On celebrating “identity”
My interest in Mexican history is like the Mexican interest in Mexican history: very tame. That third federal republic, and its predecessors, has many interesting and even noble features. Mexico was once, more than the Natted States, a great world power — the original seat of the almighty dollar, and globalist trade — generations before the English-speaking were a credible presence on this continent. She was also a cultural superpower. To this day she is what remains of the still-beating heart of Catholicism in the Americas, and the papist who does not rise to the cry ¡Viva Cristo Rey! must be brain dead. For even under the oppression of the sick and perverted secular tyranny that impoverished Mexico, that heart throbbed.

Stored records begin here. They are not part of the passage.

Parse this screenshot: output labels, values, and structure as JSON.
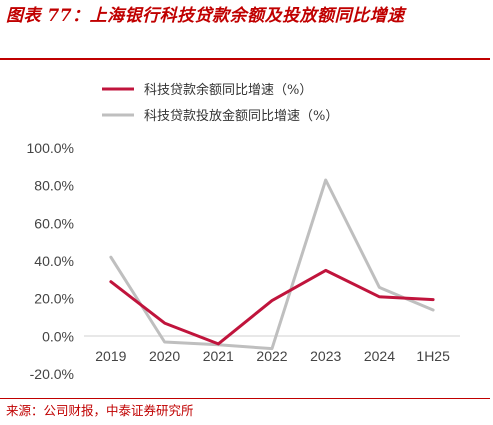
{
  "figure": {
    "title": "图表 77：上海银行科技贷款余额及投放额同比增速",
    "source": "来源：公司财报，中泰证券研究所"
  },
  "colors": {
    "title": "#c00000",
    "series_1": "#c0143c",
    "series_2": "#bfbfbf",
    "axis": "#d9d9d9",
    "tick_text": "#444444"
  },
  "chart_data": {
    "type": "line",
    "categories": [
      "2019",
      "2020",
      "2021",
      "2022",
      "2023",
      "2024",
      "1H25"
    ],
    "series": [
      {
        "name": "科技贷款余额同比增速（%）",
        "values": [
          29.0,
          7.0,
          -4.0,
          19.0,
          35.0,
          21.0,
          19.5
        ]
      },
      {
        "name": "科技贷款投放金额同比增速（%）",
        "values": [
          42.0,
          -3.0,
          -4.5,
          -6.5,
          83.0,
          26.0,
          14.0
        ]
      }
    ],
    "ylim": [
      -20,
      100
    ],
    "yticks": [
      "100.0%",
      "80.0%",
      "60.0%",
      "40.0%",
      "20.0%",
      "0.0%",
      "-20.0%"
    ],
    "ytick_values": [
      100,
      80,
      60,
      40,
      20,
      0,
      -20
    ],
    "xlabel": "",
    "ylabel": "",
    "grid": false,
    "legend_position": "top"
  }
}
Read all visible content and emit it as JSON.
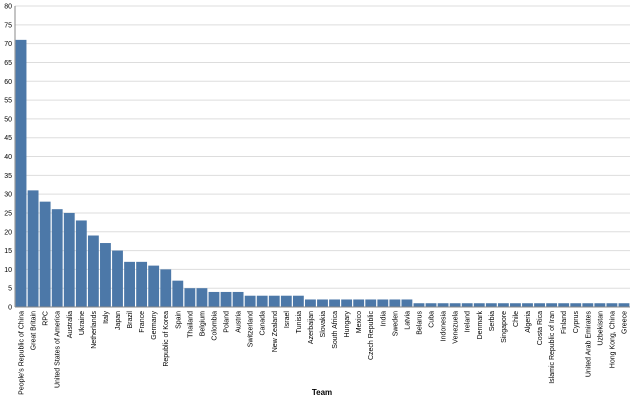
{
  "chart_data": {
    "type": "bar",
    "x_label": "Team",
    "categories": [
      "People's Republic of China",
      "Great Britain",
      "RPC",
      "United States of America",
      "Australia",
      "Ukraine",
      "Netherlands",
      "Italy",
      "Japan",
      "Brazil",
      "France",
      "Germany",
      "Republic of Korea",
      "Spain",
      "Thailand",
      "Belgium",
      "Colombia",
      "Poland",
      "Austria",
      "Switzerland",
      "Canada",
      "New Zealand",
      "Israel",
      "Tunisia",
      "Azerbaijan",
      "Slovakia",
      "South Africa",
      "Hungary",
      "Mexico",
      "Czech Republic",
      "India",
      "Sweden",
      "Latvia",
      "Belarus",
      "Cuba",
      "Indonesia",
      "Venezuela",
      "Ireland",
      "Denmark",
      "Serbia",
      "Singapore",
      "Chile",
      "Algeria",
      "Costa Rica",
      "Islamic Republic of Iran",
      "Finland",
      "Cyprus",
      "United Arab Emirates",
      "Uzbekistan",
      "Hong Kong, China",
      "Greece"
    ],
    "values": [
      71,
      31,
      28,
      26,
      25,
      23,
      19,
      17,
      15,
      12,
      12,
      11,
      10,
      7,
      5,
      5,
      4,
      4,
      4,
      3,
      3,
      3,
      3,
      3,
      2,
      2,
      2,
      2,
      2,
      2,
      2,
      2,
      2,
      1,
      1,
      1,
      1,
      1,
      1,
      1,
      1,
      1,
      1,
      1,
      1,
      1,
      1,
      1,
      1,
      1,
      1
    ],
    "color": "#4c78a8",
    "ylim": [
      0,
      80
    ],
    "yticks": [
      0,
      5,
      10,
      15,
      20,
      25,
      30,
      35,
      40,
      45,
      50,
      55,
      60,
      65,
      70,
      75,
      80
    ],
    "grid": true
  }
}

Cinco de Mayo commemorates the First Battle of Puebla on the 5th of May, 1862, when a smaller Mexican force under the possibly brilliant General Zaragoza whipped an awkward French squad, that was a long way from home. It ignores the Second Battle of Puebla, when the French returned and pulverized the Mexicans. I should like to get into the history of the destruction of Mexico by secular progressives, some other day. We are being torn apart ourselves, now, by their triumphs. Satan invariably wins in those conflicts, but never for keeps.

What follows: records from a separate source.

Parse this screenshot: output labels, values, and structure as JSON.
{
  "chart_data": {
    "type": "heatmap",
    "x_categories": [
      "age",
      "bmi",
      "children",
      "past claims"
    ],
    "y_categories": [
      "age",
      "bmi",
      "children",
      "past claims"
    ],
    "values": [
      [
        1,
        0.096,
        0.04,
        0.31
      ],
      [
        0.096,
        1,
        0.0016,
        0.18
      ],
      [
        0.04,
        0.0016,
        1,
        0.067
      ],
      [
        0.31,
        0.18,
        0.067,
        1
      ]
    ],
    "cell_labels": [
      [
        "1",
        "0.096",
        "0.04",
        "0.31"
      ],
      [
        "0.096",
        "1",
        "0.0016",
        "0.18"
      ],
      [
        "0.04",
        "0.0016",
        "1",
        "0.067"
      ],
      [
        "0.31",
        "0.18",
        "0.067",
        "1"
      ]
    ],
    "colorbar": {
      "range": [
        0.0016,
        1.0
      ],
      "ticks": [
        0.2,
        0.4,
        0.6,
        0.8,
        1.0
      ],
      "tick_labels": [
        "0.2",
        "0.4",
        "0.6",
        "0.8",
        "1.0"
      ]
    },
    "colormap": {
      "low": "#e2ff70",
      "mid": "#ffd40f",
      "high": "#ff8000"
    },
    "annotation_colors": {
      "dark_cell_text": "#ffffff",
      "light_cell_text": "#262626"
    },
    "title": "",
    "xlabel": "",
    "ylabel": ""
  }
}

As a cultural event, however, among Mexican exiles in places like California, that First Battle of Puebla was an occasion to remember, starting the next year. In Mexico itself it faded, but up here in the North of North America it has become Mexican Ethnic Day, when we like to drink lots of tequila. It became very popular thanks to beer and licker advertising campaigns in the 1980s, and as this year’s Batflu scenario is an indoor affair, the focus is on tequila-drinking while socially-spaced. Perhaps gentle reader has already obtained his bottle, in the time he has saved from having his church closed down. I understand the supply chain for this beverage is robust.

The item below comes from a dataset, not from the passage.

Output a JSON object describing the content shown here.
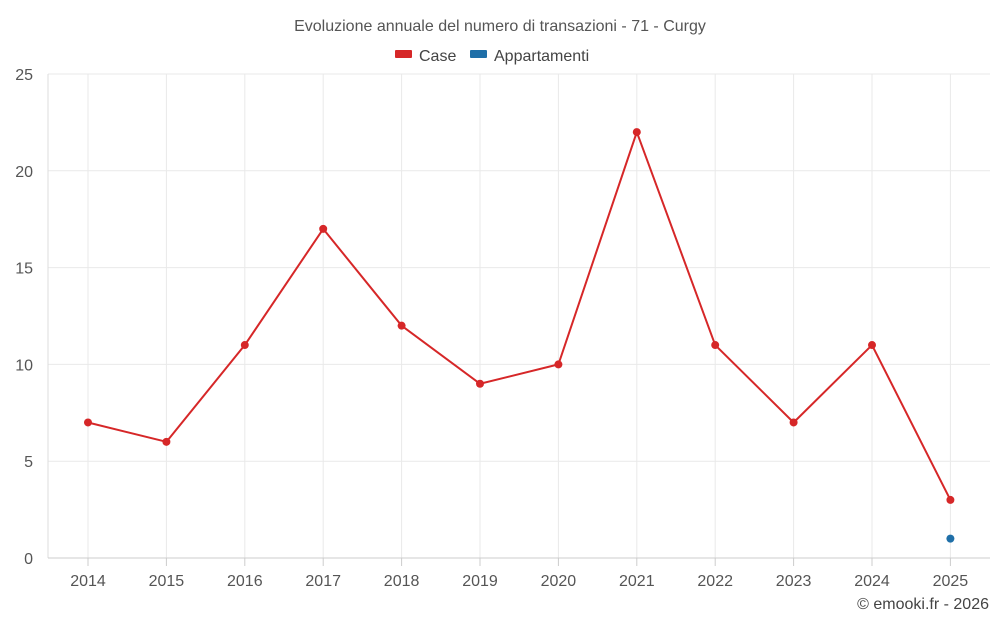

In the view of P. G. Wodehouse (not a Mexican), “It’s a funny old world.” Or it was Margaret Thatcher who said that (not a Mexican, either): I’ve never checked it out. Thanks to a globalized crass commercialism, I see that the holiday is finally catching on in Mexico itself; the way the celebration of Saint Patrick’s with green food dye has caught on in Ireland. I like fake things to look fake, so as not to spread confusion.
The self-celebration of an ethnicity has always been, as it were, authentically false. When, for instance, “Canada Day” replaced “Dominion Day” it was, arguably, a welcome acknowledgement that a genuine commemoration was being replaced by an expression of our vacuous national pride. Our fair Dominion need no longer be desecrated, for it was now entirely in the past. The kids as well as their elders could paint red maples all over their faces, and feel giddy good about themselves, while hopping up and down. Any deeper patriotism could be warned, to hide.
In the Old World, celebrations were directed away from the people, chiefly towards God. Historical events were commemorated for themselves, not as a reflection of “our niceness.” Ladies, gentlemen, or the civilized, generally, did not self-celebrate. That was for savages and barbarians, or so we assumed. This was unfair, however, for savages and barbarians have more dignity than that.